Design of the Forming Die for the Locking Boss
The design of the lock boss forming die is a local forming technology developed for the boss structures in various locks (such as buckles and lock tongue positioning platforms). It can press out bosses with a height of 2-10mm and a diameter of 5-20mm on the plate. The boss verticality error is less than 0.1mm/m, and the surface roughness Ra is less than 3.2μm. It is suitable for materials such as brass (H62) and stainless steel (304) with a thickness of 0.8-3mm. Boss forming is a local tensile deformation. The mold design needs to control the material flow in the deformation zone to avoid necking (thinning rate <15%) or cracking. The boss forming force needs to be calculated in the early stage of the design using the formula: F=K×A×σs (K is the forming coefficient 1.2-1.5, A is the boss projection area, and σs is the yield strength). For example, the forming force for a φ10mm boss made of 3mm thick 304 stainless steel is about 15-20kN.

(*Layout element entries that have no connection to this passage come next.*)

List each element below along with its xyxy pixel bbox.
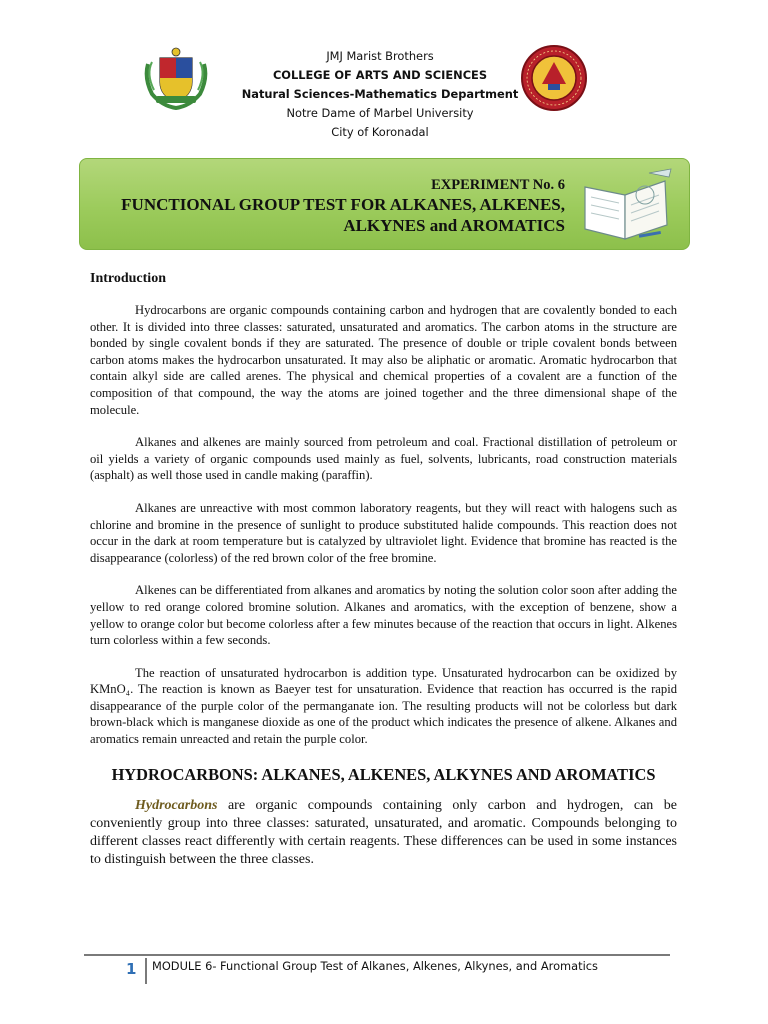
intro-paragraph-5: The reaction of unsaturated hydrocarbon is addition type. Unsaturated hydrocarbon can be oxidized by KMnO₄. The reaction is known as Baeyer test for unsaturation. Evidence that reaction has occurred is the rapid disappearance of the purple color of the permanganate ion. The resulting products will not be colorless but dark brown-black which is manganese dioxide as one of the product which indicates the presence of alkene. Alkanes and aromatics remain unreacted and retain the purple color.	[90, 665, 677, 747]
header-line-4: Notre Dame of Marbel University	[286, 106, 474, 120]
document-header	[0, 44, 768, 144]
hydrocarbons-paragraph	[90, 797, 677, 869]
book-icon	[579, 165, 675, 245]
hydrocarbons-term: Hydrocarbons	[135, 797, 218, 813]
college-seal-icon	[520, 44, 588, 112]
page-number: 1	[126, 960, 137, 978]
intro-paragraph-1: Hydrocarbons are organic compounds containing carbon and hydrogen that are covalently bonded to each other. It is divided into three classes: saturated, unsaturated and aromatics. The carbon atoms in the structure are bonded by single covalent bonds if they are saturated. The presence of double or triple covalent bonds between carbon atoms makes the hydrocarbon unsaturated. It may also be aliphatic or aromatic. Aromatic hydrocarbon that contain alkyl side are called arenes. The physical and chemical properties of a covalent are a function of the composition of that compound, the way the atoms are joined together and the three dimensional shape of the molecule.	[90, 303, 677, 417]
intro-paragraph-4: Alkenes can be differentiated from alkanes and aromatics by noting the solution color soon after adding the yellow to red orange colored bromine solution. Alkanes and aromatics, with the exception of benzene, show a yellow to orange color but become colorless after a few minutes because of the reaction that occurs in light. Alkenes turn colorless within a few seconds.	[90, 583, 677, 648]
hydrocarbons-section-heading: HYDROCARBONS: ALKANES, ALKENES, ALKYNES AND AROMATICS	[111, 764, 656, 784]
experiment-number: EXPERIMENT No. 6	[431, 177, 565, 193]
document-body	[90, 270, 677, 869]
experiment-title-line-1: FUNCTIONAL GROUP TEST FOR ALKANES, ALKENES,	[121, 195, 565, 214]
header-line-1: JMJ Marist Brothers	[326, 49, 434, 63]
university-seal-icon	[142, 44, 210, 112]
footer-module-title: MODULE 6- Functional Group Test of Alkanes, Alkenes, Alkynes, and Aromatics	[152, 959, 598, 973]
institution-header-text	[230, 47, 530, 142]
header-line-3: Natural Sciences-Mathematics Department	[241, 87, 519, 101]
footer-separator	[145, 958, 147, 984]
experiment-title-block	[121, 176, 565, 236]
footer-divider	[84, 954, 670, 956]
experiment-title-line-2: ALKYNES and AROMATICS	[343, 216, 565, 235]
experiment-banner	[79, 158, 690, 250]
header-line-2: COLLEGE OF ARTS AND SCIENCES	[272, 68, 488, 82]
intro-paragraph-2: Alkanes and alkenes are mainly sourced from petroleum and coal. Fractional distillation of petroleum or oil yields a variety of organic compounds used mainly as fuel, solvents, lubricants, road construction materials (asphalt) as well those used in candle making (paraffin).	[90, 435, 677, 483]
intro-paragraph-3: Alkanes are unreactive with most common laboratory reagents, but they will react with halogens such as chlorine and bromine in the presence of sunlight to produce substituted halide compounds. This reaction does not occur in the dark at room temperature but is catalyzed by ultraviolet light. Evidence that bromine has reacted is the disappearance (colorless) of the red brown color of the free bromine.	[90, 500, 677, 565]
header-line-5: City of Koronadal	[331, 125, 429, 139]
introduction-heading: Introduction	[90, 271, 166, 286]
hydrocarbons-paragraph-text: are organic compounds containing only carbon and hydrogen, can be conveniently group into three classes: saturated, unsaturated, and aromatic. Compounds belonging to different classes react differently with certain reagents. These differences can be used in some instances to distinguish between the three classes.	[90, 797, 677, 867]
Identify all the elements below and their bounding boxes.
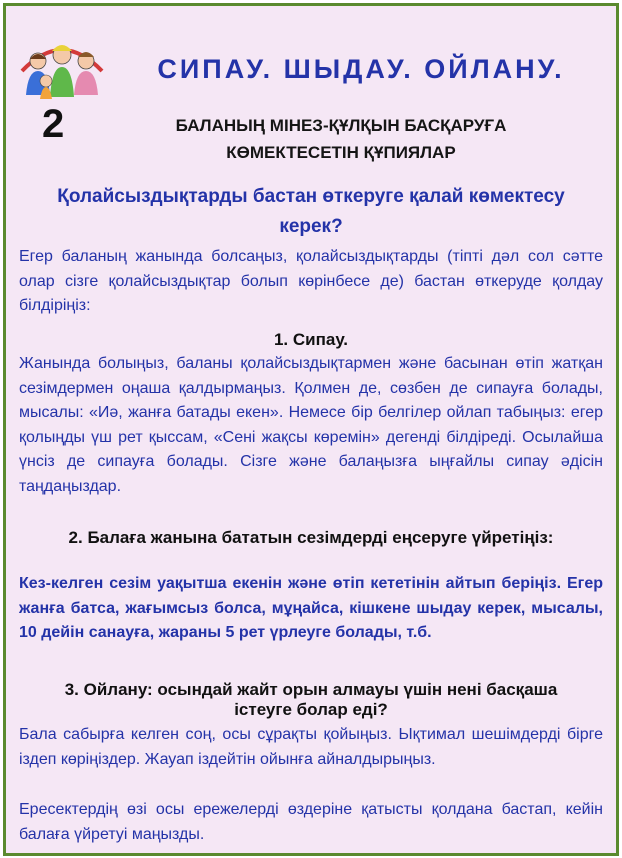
section-1-body: Жанында болыңыз, баланы қолайсыздықтармен және басынан өтіп жатқан сезімдермен оңаша қалдырмаңыз. Қолмен де, сөзбен де сипауға болады, мысалы: «Иә, жанға батады екен». Немесе бір белгілер ойлап табыңыз: егер қолыңды үш рет қыссам, «Сені жақсы көремін» дегенді білдіреді. Осылайша үнсіз де сипауға болады. Сізге және балаңызға ыңғайлы сипау әдісін таңдаңыздар. <box>19 355 603 495</box>
issue-number: 2 <box>42 102 65 146</box>
main-question: Қолайсыздықтарды бастан өткеруге қалай көмектесу керек? <box>57 186 565 237</box>
section-3-body: Бала сабырға келген соң, осы сұрақты қойыңыз. Ықтимал шешімдерді бірге іздеп көріңіздер. Жауап іздейтін ойынға айналдырыңыз. <box>19 726 603 768</box>
page-subtitle: БАЛАНЫҢ МІНЕЗ-ҚҰЛҚЫН БАСҚАРУҒА КӨМЕКТЕСЕТІН ҚҰПИЯЛАР <box>175 116 507 162</box>
section-3-note: Ересектердің өзі осы ережелерді өздеріне қатысты қолдана бастап, кейін балаға үйретуі маңызды. <box>19 801 603 843</box>
section-2-body: Кез-келген сезім уақытша екенін және өтіп кететінін айтып беріңіз. Егер жанға батса, жағымсыз болса, мұңайса, кішкене шыдау керек, мысалы, 10 дейін санауға, жараны 5 рет үрлеуге болады, т.б. <box>19 575 603 642</box>
section-3-heading: 3. Ойлану: осындай жайт орын алмауы үшін нені басқаша істеуге болар еді? <box>64 680 558 719</box>
family-drawing-icon <box>16 31 108 101</box>
page-title: СИПАУ. ШЫДАУ. ОЙЛАНУ. <box>157 54 565 84</box>
section-1-heading: 1. Сипау. <box>273 330 349 349</box>
poster <box>3 3 619 856</box>
section-2-heading: 2. Балаға жанына бататын сезімдерді еңсеруге үйретіңіз: <box>68 528 554 547</box>
intro-paragraph: Егер баланың жанында болсаңыз, қолайсыздықтарды (тіпті дәл сол сәтте олар сізге қолайсыздықтар болып көрінбесе де) бастан өткеруде қолдау білдіріңіз: <box>19 248 603 315</box>
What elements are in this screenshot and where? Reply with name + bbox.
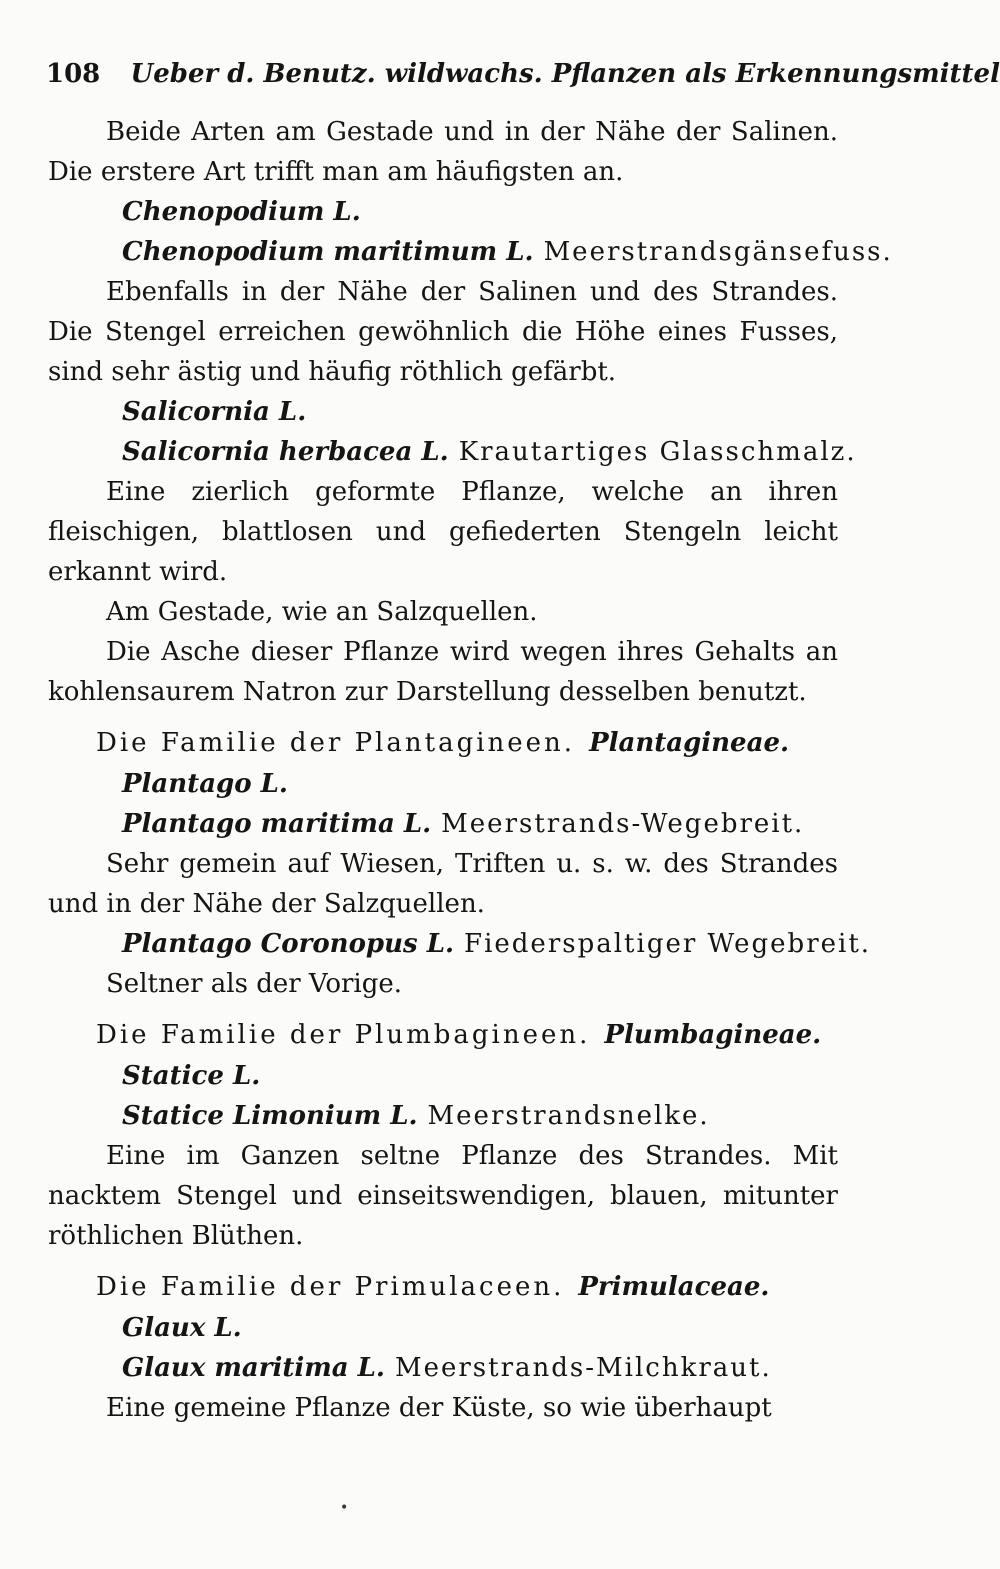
genus-heading: Salicornia L.	[122, 397, 307, 427]
family-label: Die Familie der Primulaceen.	[96, 1272, 565, 1302]
species-heading	[48, 1348, 838, 1388]
genus-heading: Plantago L.	[122, 769, 288, 799]
species-heading	[48, 804, 838, 844]
body-paragraph: Eine gemeine Pflanze der Küste, so wie überhaupt	[106, 1393, 772, 1423]
species-common-name: Meerstrandsgänsefuss.	[543, 237, 893, 267]
species-scientific-name: Glaux maritima L.	[122, 1353, 385, 1383]
genus-heading: Statice L.	[122, 1061, 261, 1091]
body-paragraph: Beide Arten am Gestade und in der Nähe der Salinen. Die erstere Art trifft man am häufigsten an.	[48, 117, 838, 187]
body-paragraph: Seltner als der Vorige.	[106, 969, 403, 999]
species-heading	[48, 1096, 838, 1136]
running-header	[46, 56, 1000, 92]
family-heading	[48, 1014, 838, 1056]
genus-heading: Glaux L.	[122, 1313, 242, 1343]
family-latin-name: Plantagineae.	[589, 728, 790, 758]
family-heading	[48, 1266, 838, 1308]
family-latin-name: Plumbagineae.	[604, 1020, 822, 1050]
body-paragraph: Eine im Ganzen seltne Pflanze des Strandes. Mit nacktem Stengel und einseitswendigen, blauen, mitunter röthlichen Blüthen.	[48, 1141, 838, 1251]
species-scientific-name: Plantago Coronopus L.	[122, 929, 455, 959]
species-common-name: Meerstrands-Milchkraut.	[394, 1353, 772, 1383]
species-heading	[48, 232, 893, 272]
species-common-name: Meerstrands-Wegebreit.	[441, 809, 805, 839]
page-body	[48, 112, 893, 1428]
body-paragraph: Eine zierlich geformte Pflanze, welche an ihren fleischigen, blattlosen und gefiederten Stengeln leicht erkannt wird.	[48, 477, 838, 587]
family-heading	[48, 722, 838, 764]
species-common-name: Fiederspaltiger Wegebreit.	[464, 929, 872, 959]
species-scientific-name: Statice Limonium L.	[122, 1101, 418, 1131]
species-common-name: Krautartiges Glasschmalz.	[458, 437, 857, 467]
family-latin-name: Primulaceae.	[578, 1272, 770, 1302]
body-paragraph: Die Asche dieser Pflanze wird wegen ihres Gehalts an kohlensaurem Natron zur Darstellung desselben benutzt.	[48, 637, 838, 707]
species-scientific-name: Salicornia herbacea L.	[122, 437, 449, 467]
species-heading	[48, 924, 872, 964]
species-scientific-name: Chenopodium maritimum L.	[122, 237, 534, 267]
family-label: Die Familie der Plumbagineen.	[96, 1020, 591, 1050]
running-title: Ueber d. Benutz. wildwachs. Pflanzen als Erkennungsmittel	[130, 59, 1000, 89]
genus-heading: Chenopodium L.	[122, 197, 361, 227]
footer-mark: •	[340, 1500, 349, 1516]
species-scientific-name: Plantago maritima L.	[122, 809, 432, 839]
body-paragraph: Ebenfalls in der Nähe der Salinen und des Strandes. Die Stengel erreichen gewöhnlich die Höhe eines Fusses, sind sehr ästig und häufig röthlich gefärbt.	[48, 277, 838, 387]
body-paragraph: Am Gestade, wie an Salzquellen.	[106, 597, 538, 627]
body-paragraph: Sehr gemein auf Wiesen, Triften u. s. w. des Strandes und in der Nähe der Salzquellen.	[48, 849, 838, 919]
family-label: Die Familie der Plantagineen.	[96, 728, 576, 758]
page-number: 108	[46, 59, 101, 89]
species-heading	[48, 432, 857, 472]
species-common-name: Meerstrandsnelke.	[427, 1101, 710, 1131]
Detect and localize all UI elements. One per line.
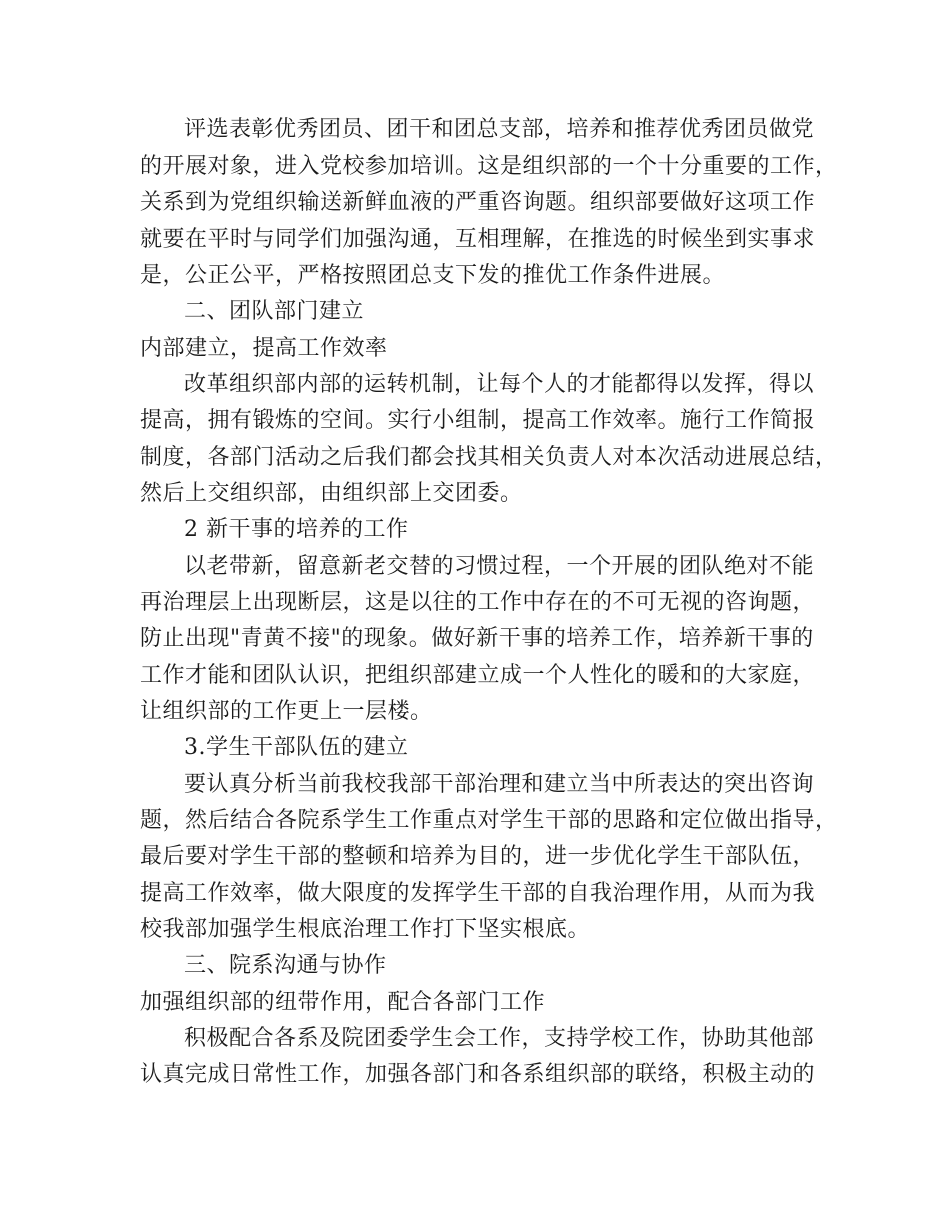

The mold structure consists of an upper die seat, a boss punch, a die, a press plate, a material ejection device and a guide mechanism. The boss punch is made of W6Mo5Cr4V2 high-speed steel, with a quenching hardness of HRC62-65. The radius of the head fillet is 1-2 times the material thickness (3mm thick takes 3-6mm) to avoid cracks during forming. The working surface is polished (Ra0.1μm) to reduce friction. The die is made of Cr12MoV steel, with a quenching hardness of HRC58-62. The diameter of the die hole is 0.1-0.2mm larger than the boss diameter (φ10mm boss takes φ10.1-10.2mm), and the bottom radius of the hole is 2-5mm to guide the material to flow to the bottom of the boss. The press plate is made of 45 steel quenched and tempered (HRC28-32), with a clearance of 0.05-0.1mm with the die. The spring provides a press force (20%-30% of the forming force) to prevent the sheet from sliding during forming.
The process parameters of boss forming need to accurately match the material properties. For materials with good plasticity such as brass, the forming speed is 50-80mm/s, and for high-strength materials such as stainless steel, the forming speed is 30-50mm/s. In terms of lubrication, brass uses special drawing oil (viscosity 20-30cSt), and stainless steel uses extreme pressure grease (dropping point > 180℃), forming a uniform oil film (thickness 5-10μm) on the surface of the die. For bosses with a height of > 5mm, step-by-step forming is required, with the first forming to 70% of the height and the second forming to the final size. Low-temperature annealing (brass 200-250℃, 1 hour) can be arranged in the middle to eliminate work hardening.
The positioning system ensures the accurate position of the boss. It uses a combination of positioning pins and baffles. The clearance between the positioning pins and the prefabricated holes is 0.02-0.05mm, and the baffles control the longitudinal dimensions (accuracy ±0.1mm). For parts without prefabricated holes, a V-shaped positioning block is set to fit the edge of the part, and the positioning error is <0.15mm. The guide mechanism uses ball guide pins and guide sleeves. The diameter of the guide pins is 16-25mm, and the clearance is 0.005-0.01mm, ensuring that the coaxiality error of the punch and the die is <0.03mm, avoiding eccentricity of the boss (deviation <0.1mm).
During debugging and quality control, attention should be paid to the integrity of the boss. During the mold test, the height and diameter of the boss should be measured. Ten pieces should be sampled for each batch. When the height deviation is greater than 0.2mm, the punch stroke should be adjusted (±0.1mm). If necking occurs, the radius of the die should be increased or the forming speed should be reduced. After every 1,000 pieces, check the wear of the punch head (grind when the radius increases by more than 0.1mm). When scratches appear on the surface of the die hole, polish it with fine sandpaper (grit size 400#). During mold maintenance, clean the waste around the boss every day, and add lithium-based grease to the guide mechanism every week to ensure flexible movement.